Download or read book Mining of Massive Datasets written by Jure Leskovec and published by Cambridge University Press. This book was released on 2014-11-13 with total page 480 pages. Available in PDF, EPUB and Kindle. Book excerpt: Now in its second edition, this book focuses on practical algorithms for mining data from even the largest datasets.

Book Algorithms for Data and Computation Privacy

Download or read book Algorithms for Data and Computation Privacy written by Alex X. Liu and published by Springer Nature. This book was released on 2020-11-28 with total page 404 pages. Available in PDF, EPUB and Kindle. Book excerpt: This book introduces the state-of-the-art algorithms for data and computation privacy. It mainly focuses on searchable symmetric encryption algorithms and privacy preserving multi-party computation algorithms. This book also introduces algorithms for breaking privacy, and gives intuition on how to design algorithm to counter privacy attacks. Some well-designed differential privacy algorithms are also included in this book. Driven by lower cost, higher reliability, better performance, and faster deployment, data and computing services are increasingly outsourced to clouds. In this computing paradigm, one often has to store privacy sensitive data at parties, that cannot fully trust and perform privacy sensitive computation with parties that again cannot fully trust. For both scenarios, preserving data privacy and computation privacy is extremely important. After the Facebook–Cambridge Analytical data scandal and the implementation of the General Data Protection Regulation by European Union, users are becoming more privacy aware and more concerned with their privacy in this digital world. This book targets database engineers, cloud computing engineers and researchers working in this field. Advanced-level students studying computer science and electrical engineering will also find this book useful as a reference or secondary text.
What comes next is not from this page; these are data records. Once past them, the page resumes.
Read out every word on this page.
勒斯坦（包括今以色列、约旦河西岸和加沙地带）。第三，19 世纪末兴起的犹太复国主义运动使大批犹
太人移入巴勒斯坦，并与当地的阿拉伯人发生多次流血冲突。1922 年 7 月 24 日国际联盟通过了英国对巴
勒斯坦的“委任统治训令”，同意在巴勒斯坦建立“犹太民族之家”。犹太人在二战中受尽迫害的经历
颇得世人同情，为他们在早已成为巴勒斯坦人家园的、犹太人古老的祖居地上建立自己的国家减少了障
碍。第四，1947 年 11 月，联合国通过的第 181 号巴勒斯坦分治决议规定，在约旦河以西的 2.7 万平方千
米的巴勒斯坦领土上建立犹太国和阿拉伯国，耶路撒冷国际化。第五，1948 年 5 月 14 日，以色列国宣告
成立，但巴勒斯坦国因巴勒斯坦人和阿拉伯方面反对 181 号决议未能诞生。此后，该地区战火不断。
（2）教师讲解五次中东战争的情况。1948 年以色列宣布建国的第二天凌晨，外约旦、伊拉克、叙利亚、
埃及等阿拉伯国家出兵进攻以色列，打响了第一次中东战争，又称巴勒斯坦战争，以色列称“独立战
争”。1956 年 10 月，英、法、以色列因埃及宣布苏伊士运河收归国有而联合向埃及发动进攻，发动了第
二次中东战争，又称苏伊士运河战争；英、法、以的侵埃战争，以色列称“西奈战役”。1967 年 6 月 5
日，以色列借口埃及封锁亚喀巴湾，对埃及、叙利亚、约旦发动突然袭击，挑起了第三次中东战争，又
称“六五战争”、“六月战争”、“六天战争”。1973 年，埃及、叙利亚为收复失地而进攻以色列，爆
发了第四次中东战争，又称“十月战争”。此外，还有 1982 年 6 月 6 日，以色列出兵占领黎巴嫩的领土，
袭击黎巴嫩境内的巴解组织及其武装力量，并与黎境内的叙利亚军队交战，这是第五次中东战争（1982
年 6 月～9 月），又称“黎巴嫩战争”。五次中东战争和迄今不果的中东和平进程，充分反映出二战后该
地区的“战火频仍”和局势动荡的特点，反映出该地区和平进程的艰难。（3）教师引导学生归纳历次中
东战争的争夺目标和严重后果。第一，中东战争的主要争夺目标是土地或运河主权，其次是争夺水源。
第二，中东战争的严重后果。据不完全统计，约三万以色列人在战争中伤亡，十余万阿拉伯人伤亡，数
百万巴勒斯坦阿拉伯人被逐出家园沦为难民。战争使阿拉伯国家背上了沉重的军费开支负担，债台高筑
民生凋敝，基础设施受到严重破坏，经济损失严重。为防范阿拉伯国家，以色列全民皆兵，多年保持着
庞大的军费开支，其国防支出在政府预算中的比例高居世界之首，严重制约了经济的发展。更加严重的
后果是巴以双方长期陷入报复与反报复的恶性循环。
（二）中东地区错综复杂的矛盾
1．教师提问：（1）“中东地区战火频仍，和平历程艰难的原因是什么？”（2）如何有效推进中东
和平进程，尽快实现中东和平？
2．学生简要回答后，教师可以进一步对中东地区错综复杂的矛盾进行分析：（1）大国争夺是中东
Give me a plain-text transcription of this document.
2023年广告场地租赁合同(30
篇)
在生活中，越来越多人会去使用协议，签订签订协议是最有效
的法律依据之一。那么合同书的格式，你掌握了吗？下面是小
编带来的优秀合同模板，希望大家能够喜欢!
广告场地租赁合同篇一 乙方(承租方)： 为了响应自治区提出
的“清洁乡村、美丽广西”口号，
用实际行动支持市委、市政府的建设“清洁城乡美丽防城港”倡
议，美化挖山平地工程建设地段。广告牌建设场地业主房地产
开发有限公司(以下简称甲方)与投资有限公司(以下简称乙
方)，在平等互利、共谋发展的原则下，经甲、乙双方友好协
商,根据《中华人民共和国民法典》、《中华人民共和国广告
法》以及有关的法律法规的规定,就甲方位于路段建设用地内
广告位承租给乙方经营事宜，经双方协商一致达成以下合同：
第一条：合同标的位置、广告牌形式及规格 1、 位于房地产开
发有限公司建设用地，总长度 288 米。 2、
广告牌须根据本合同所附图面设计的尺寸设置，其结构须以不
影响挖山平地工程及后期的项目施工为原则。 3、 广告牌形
Book Handbook of Research on Scalable Computing Technologies

Download or read book Handbook of Research on Scalable Computing Technologies written by Li, Kuan-Ching and published by IGI Global. This book was released on 2009-07-31 with total page 1086 pages. Available in PDF, EPUB and Kindle. Book excerpt: "This book presents, discusses, shares ideas, results and experiences on the recent important advances and future challenges on enabling technologies for achieving higher performance"--Provided by publisher.

Book High Performance Modelling and Simulation for Big Data Applications

Download or read book High Performance Modelling and Simulation for Big Data Applications written by Joanna Kołodziej and published by Springer. This book was released on 2019-03-25 with total page 364 pages. Available in PDF, EPUB and Kindle. Book excerpt: This open access book was prepared as a Final Publication of the COST Action IC1406 “High-Performance Modelling and Simulation for Big Data Applications (cHiPSet)“ project. Long considered important pillars of the scientific method, Modelling and Simulation have evolved from traditional discrete numerical methods to complex data-intensive continuous analytical optimisations. Resolution, scale, and accuracy have become essential to predict and analyse natural and complex systems in science and engineering. When their level of abstraction raises to have a better discernment of the domain at hand, their representation gets increasingly demanding for computational and data resources. On the other hand, High Performance Computing typically entails the effective use of parallel and distributed processing units coupled with efficient storage, communication and visualisation systems to underpin complex data-intensive applications in distinct scientific and technical domains. It is then arguably required to have a seamless interaction of High Performance Computing with Modelling and Simulation in order to store, compute, analyse, and visualise large data sets in science and engineering. Funded by the European Commission, cHiPSet has provided a dynamic trans-European forum for their members and distinguished guests to openly discuss novel perspectives and topics of interests for these two communities. This cHiPSet compendium presents a set of selected case studies related to healthcare, biological data, computational advertising, multimedia, finance, bioinformatics, and telecommunications.